Nyctiphanes australis (a type of krill)


There are huge numbers of small ocean-roaming plants and animals, collectively called plankton. The word plankton comes from the Greek planktos meaning ‘to drift’. Trillions of plankton inhabit our seas and they are a lot of the food that supports life in the ocean.

Plankton is sensitive to changes in temperature, acidity and nutrients. The amount, growth and composition of plankton is critical. How much plankton there is, and where it is, determines how many fish, marine mammals and turtles are in the sea. They can even live inside the tissue of the organism (corals, giant clams, and some jellyfish) and provide them with nutrient. The tiny algae zooxanthellae live inside tropical corals and provide most of their energy.

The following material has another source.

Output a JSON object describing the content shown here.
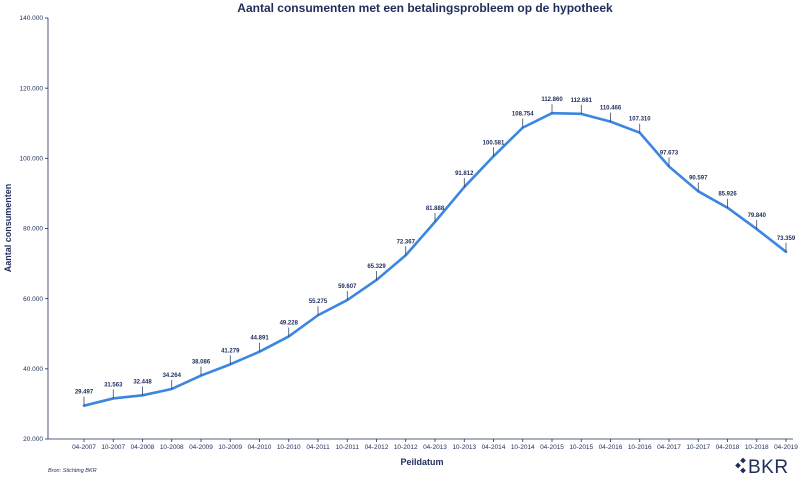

Plankton also produce about half of the oxygen we breathe too. Plankton can also influence the pace of climate change. Through photosynthesis, plankton suck carbon from the atmosphere. It has contributed to the ocean sucking up 40% of the carbon dioxide people have produced – it would be a much warmer world without plankton.

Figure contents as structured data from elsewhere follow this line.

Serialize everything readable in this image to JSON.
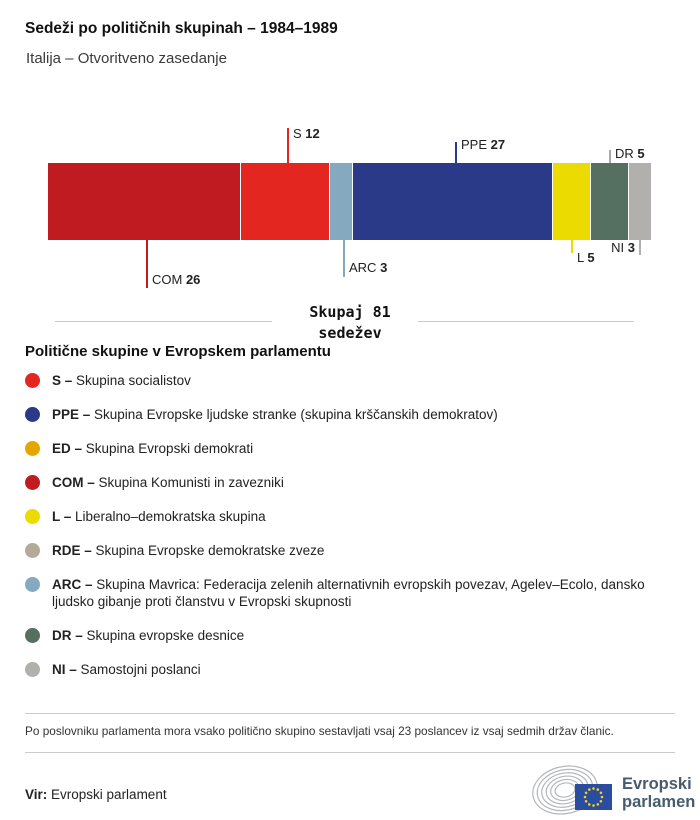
{
  "header": {
    "title": "Sedeži po političnih skupinah – 1984–1989",
    "subtitle": "Italija – Otvoritveno zasedanje"
  },
  "chart_data": {
    "type": "bar",
    "layout": "horizontal-stacked",
    "title": "Sedeži po političnih skupinah – 1984–1989",
    "subtitle": "Italija – Otvoritveno zasedanje",
    "total_seats": 81,
    "total": {
      "word": "Skupaj",
      "value": "81",
      "unit": "sedežev"
    },
    "segments": [
      {
        "code": "COM",
        "seats": 26,
        "color": "#c01b20",
        "callout": "bottom"
      },
      {
        "code": "S",
        "seats": 12,
        "color": "#e3261f",
        "callout": "top"
      },
      {
        "code": "ARC",
        "seats": 3,
        "color": "#85a9be",
        "callout": "bottom"
      },
      {
        "code": "PPE",
        "seats": 27,
        "color": "#2a3a88",
        "callout": "top"
      },
      {
        "code": "L",
        "seats": 5,
        "color": "#ebdb00",
        "callout": "bottom"
      },
      {
        "code": "DR",
        "seats": 5,
        "color": "#556f60",
        "callout": "top"
      },
      {
        "code": "NI",
        "seats": 3,
        "color": "#b2b0ad",
        "callout": "bottom"
      }
    ]
  },
  "legend": {
    "heading": "Politične skupine v Evropskem parlamentu",
    "separator": " – ",
    "items": [
      {
        "code": "S",
        "color": "#e3261f",
        "label": "Skupina socialistov"
      },
      {
        "code": "PPE",
        "color": "#2a3a88",
        "label": "Skupina Evropske ljudske stranke (skupina krščanskih demokratov)"
      },
      {
        "code": "ED",
        "color": "#e3a600",
        "label": "Skupina Evropski demokrati"
      },
      {
        "code": "COM",
        "color": "#c01b20",
        "label": "Skupina Komunisti in zavezniki"
      },
      {
        "code": "L",
        "color": "#ebdb00",
        "label": "Liberalno–demokratska skupina"
      },
      {
        "code": "RDE",
        "color": "#b4aa99",
        "label": "Skupina Evropske demokratske zveze"
      },
      {
        "code": "ARC",
        "color": "#85a9be",
        "label": "Skupina Mavrica: Federacija zelenih alternativnih evropskih povezav, Agelev–Ecolo, dansko ljudsko gibanje proti članstvu v Evropski skupnosti"
      },
      {
        "code": "DR",
        "color": "#556f60",
        "label": "Skupina evropske desnice"
      },
      {
        "code": "NI",
        "color": "#b2b0ad",
        "label": "Samostojni poslanci"
      }
    ]
  },
  "footer": {
    "note": "Po poslovniku parlamenta mora vsako politično skupino sestavljati vsaj 23 poslancev iz vsaj sedmih držav članic.",
    "source_label": "Vir:",
    "source": "Evropski parlament",
    "logo": {
      "line1": "Evropski",
      "line2": "parlament",
      "text_color": "#475d6d",
      "flag_color": "#2a4da0",
      "star_color": "#f7d117"
    }
  }
}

This copepod can ‘shake a tail feather’ to avoid sinking

Our oceans are changing and plankton can show us how. Warming Australian ocean temperatures have altered the distribution of many plankton species. Researchers have found that on the east coast of Australia, plankton have moved southward by 300 km over the past 30 years. For example, he ‘red tide’ species Noctiluca scintillans, once only found around Sydney, is expanding throughout Australian waters and into the Southern Ocean. This species can cause problems for aquaculture farms.

Off Tasmania’s east coast at Maria Island, there has been a shift from cold-water to warm-water species. Warm-water plankton is smaller and some fish, seabirds and marine mammals won’t eat those new species.

Ironically, it is the zooplankton bodies that settled on the sea floor over millions of years has formed the oil we now burn.